Did you know that a senior’s diet can affect their risk of falling? The nutrients we eat affect balance, strength and subsequently, the impact of a fall. But which nutrients are the most important for fall prevention? Studies have shown that increasing vitamin D and calcium intake can reduce a person’s number of falls.
Effects of Vitamin D and Calcium on the Body
Older adults, and especially older women have a higher risk of bone fracture. This is due to the increased rate of bone loss that naturally occurs with ageing. This raises the chance of falling for older adults. However, increased bone density is associated with decreased risk of falling. In one study, “vitamin D and calcium supplementation reduced the number of falls per person by 49%”. There is growing scientific evidence that taking these nutrients decreases the risk of falling. You should always consult a doctor first before changing your diet or vitamin intake.
Ways to Add Them to Your Diet
Many foods are a great natural source of vitamin D:
- Calcium: yogurt, mozzarella or cheddar cheese, sardines, milk, orange juice, firm tofu, salmon, Chinese cabbage, kale and broccoli
- Vitamin D: Fatty fish (e.g., tuna, salmon or mackerel), fortified orange juice or milk, cod liver oil
To make sure your diet is balanced and healthy, please see the charts below for recommended daily amounts.

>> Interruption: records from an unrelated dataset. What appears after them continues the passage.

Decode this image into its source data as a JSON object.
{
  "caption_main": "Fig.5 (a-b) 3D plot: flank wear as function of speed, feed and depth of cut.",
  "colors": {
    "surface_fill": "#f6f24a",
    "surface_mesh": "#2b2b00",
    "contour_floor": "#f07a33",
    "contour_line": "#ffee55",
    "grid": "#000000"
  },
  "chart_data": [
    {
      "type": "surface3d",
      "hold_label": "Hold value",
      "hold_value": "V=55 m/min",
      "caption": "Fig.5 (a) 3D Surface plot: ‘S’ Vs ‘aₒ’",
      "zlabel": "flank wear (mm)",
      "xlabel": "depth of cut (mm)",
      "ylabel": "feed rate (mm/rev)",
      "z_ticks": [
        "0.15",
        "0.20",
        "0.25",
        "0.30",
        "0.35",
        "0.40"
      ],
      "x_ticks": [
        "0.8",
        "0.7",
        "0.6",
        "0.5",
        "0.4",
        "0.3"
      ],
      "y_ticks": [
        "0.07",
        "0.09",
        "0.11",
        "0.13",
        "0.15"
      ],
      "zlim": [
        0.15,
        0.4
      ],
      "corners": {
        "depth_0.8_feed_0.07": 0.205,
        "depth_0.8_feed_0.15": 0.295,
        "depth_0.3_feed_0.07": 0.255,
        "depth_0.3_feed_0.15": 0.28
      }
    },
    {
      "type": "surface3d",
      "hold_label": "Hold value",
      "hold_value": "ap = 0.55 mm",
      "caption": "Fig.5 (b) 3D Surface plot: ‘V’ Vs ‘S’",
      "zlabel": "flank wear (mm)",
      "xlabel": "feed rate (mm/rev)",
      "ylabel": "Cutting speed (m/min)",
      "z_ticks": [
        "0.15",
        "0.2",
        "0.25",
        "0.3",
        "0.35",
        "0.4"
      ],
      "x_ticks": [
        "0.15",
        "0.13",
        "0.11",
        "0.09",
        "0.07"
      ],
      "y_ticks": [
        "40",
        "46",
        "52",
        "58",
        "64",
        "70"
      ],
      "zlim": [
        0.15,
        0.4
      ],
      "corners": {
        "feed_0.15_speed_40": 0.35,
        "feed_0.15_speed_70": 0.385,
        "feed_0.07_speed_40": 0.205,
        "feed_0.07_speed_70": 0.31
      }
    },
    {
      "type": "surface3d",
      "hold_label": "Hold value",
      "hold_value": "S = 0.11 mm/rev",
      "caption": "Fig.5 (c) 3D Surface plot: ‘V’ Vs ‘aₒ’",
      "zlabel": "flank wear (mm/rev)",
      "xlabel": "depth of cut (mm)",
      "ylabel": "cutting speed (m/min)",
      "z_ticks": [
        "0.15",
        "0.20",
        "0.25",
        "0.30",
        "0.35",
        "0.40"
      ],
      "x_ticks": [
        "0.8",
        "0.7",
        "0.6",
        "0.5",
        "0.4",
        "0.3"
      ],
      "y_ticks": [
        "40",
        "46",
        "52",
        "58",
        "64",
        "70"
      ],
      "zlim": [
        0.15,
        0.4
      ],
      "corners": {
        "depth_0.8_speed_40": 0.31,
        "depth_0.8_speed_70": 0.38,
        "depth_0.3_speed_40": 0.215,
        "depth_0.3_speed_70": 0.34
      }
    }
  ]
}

Calcium – Recommended Dietary Amounts (link)
|51-70||1,000 mg||1,200 mg|
|71+||1,200 mg||1,200 mg|
Vitamin D – Recommended Intake (International Units) (link)
Health Canada advises adults over the age of 50 to take a vitamin D supplement of 400 IU each day.
Calcium and vitamin D supplements are an inexpensive and effective way of reducing the risk of falling. Speak to a doctor if you or someone you know is considering adding them to your fall prevention plan. Who knew you could eat your way to better balance?